A week after the provincial government announced $20 million to build a new city archives in Centrepointe, communities in Ottawa are being urged to focus on their past and “to start developing their archival stories.”
At a ceremony yesterday to declare Archives Awareness Week, Mayor Larry O’Brien and the Friends of the City of Ottawa Archives unveiled an original 1890 portrait of Queen Victoria that was previously thought to be a reproduction, along with six newly restored minute books from former municipalities, dating back to 1836. They will be included among the materials destined for the new archives building in 2010.
“The minute books represent what the Friends have done, the portrait represents what we are going to do,” said group president John Heney.

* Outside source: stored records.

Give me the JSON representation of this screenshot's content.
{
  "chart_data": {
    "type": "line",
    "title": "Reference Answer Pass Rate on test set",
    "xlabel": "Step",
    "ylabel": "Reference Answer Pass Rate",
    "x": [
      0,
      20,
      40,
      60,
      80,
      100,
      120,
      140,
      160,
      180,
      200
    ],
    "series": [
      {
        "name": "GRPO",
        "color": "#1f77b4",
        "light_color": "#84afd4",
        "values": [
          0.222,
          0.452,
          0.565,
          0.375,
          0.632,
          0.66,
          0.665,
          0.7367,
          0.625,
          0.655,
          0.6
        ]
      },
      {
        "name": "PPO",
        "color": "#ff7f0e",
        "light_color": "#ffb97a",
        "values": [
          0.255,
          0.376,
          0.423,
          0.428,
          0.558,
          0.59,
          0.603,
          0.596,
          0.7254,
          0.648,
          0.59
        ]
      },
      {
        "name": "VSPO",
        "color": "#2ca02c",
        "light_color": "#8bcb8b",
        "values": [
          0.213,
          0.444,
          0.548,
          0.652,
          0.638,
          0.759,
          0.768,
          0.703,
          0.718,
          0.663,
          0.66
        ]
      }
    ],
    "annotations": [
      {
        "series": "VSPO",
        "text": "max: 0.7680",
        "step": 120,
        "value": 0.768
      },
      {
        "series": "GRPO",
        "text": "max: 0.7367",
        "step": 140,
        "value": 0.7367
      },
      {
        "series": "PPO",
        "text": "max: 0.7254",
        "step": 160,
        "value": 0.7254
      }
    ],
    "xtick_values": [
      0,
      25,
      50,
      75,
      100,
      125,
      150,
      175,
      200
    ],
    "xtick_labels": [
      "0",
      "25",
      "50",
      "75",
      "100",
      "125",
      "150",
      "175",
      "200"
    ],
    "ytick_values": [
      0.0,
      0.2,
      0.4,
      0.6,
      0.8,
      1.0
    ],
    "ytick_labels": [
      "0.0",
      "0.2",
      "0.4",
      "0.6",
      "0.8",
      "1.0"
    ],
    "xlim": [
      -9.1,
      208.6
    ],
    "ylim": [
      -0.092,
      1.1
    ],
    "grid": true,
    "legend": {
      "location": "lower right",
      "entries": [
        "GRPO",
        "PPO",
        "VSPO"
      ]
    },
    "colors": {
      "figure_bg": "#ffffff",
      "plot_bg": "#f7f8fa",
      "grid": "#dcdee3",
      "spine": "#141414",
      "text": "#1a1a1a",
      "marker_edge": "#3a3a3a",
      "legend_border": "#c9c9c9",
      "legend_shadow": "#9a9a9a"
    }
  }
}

The portrait is the next restoration project to be sponsored by the FCOA Special Projects Trust Fund. It was commissioned in 1890 and rediscovered in storage at the former city council chambers on Sussex Drive. It was nearly burned in a 1931 fire that destroyed the old City Hall on Elgin Street.
The restored minute books from the Nepean Township (1836-1866), Osgoode Township (1850-1860), March Township (1850-1882), and Gloucester Township (1872-1878) are the most recently completed projects.
It took conservator Kyla Ubbink over 400 hours to restore the books. Where she could, Ubbink said they would salvage original material for the covers.
Although they are just council minutes from old townships, Heney said the minutes are fascinating.
“You have councillors voting to spend $20 to build a road, or passing bylaws about cowbells,” he said.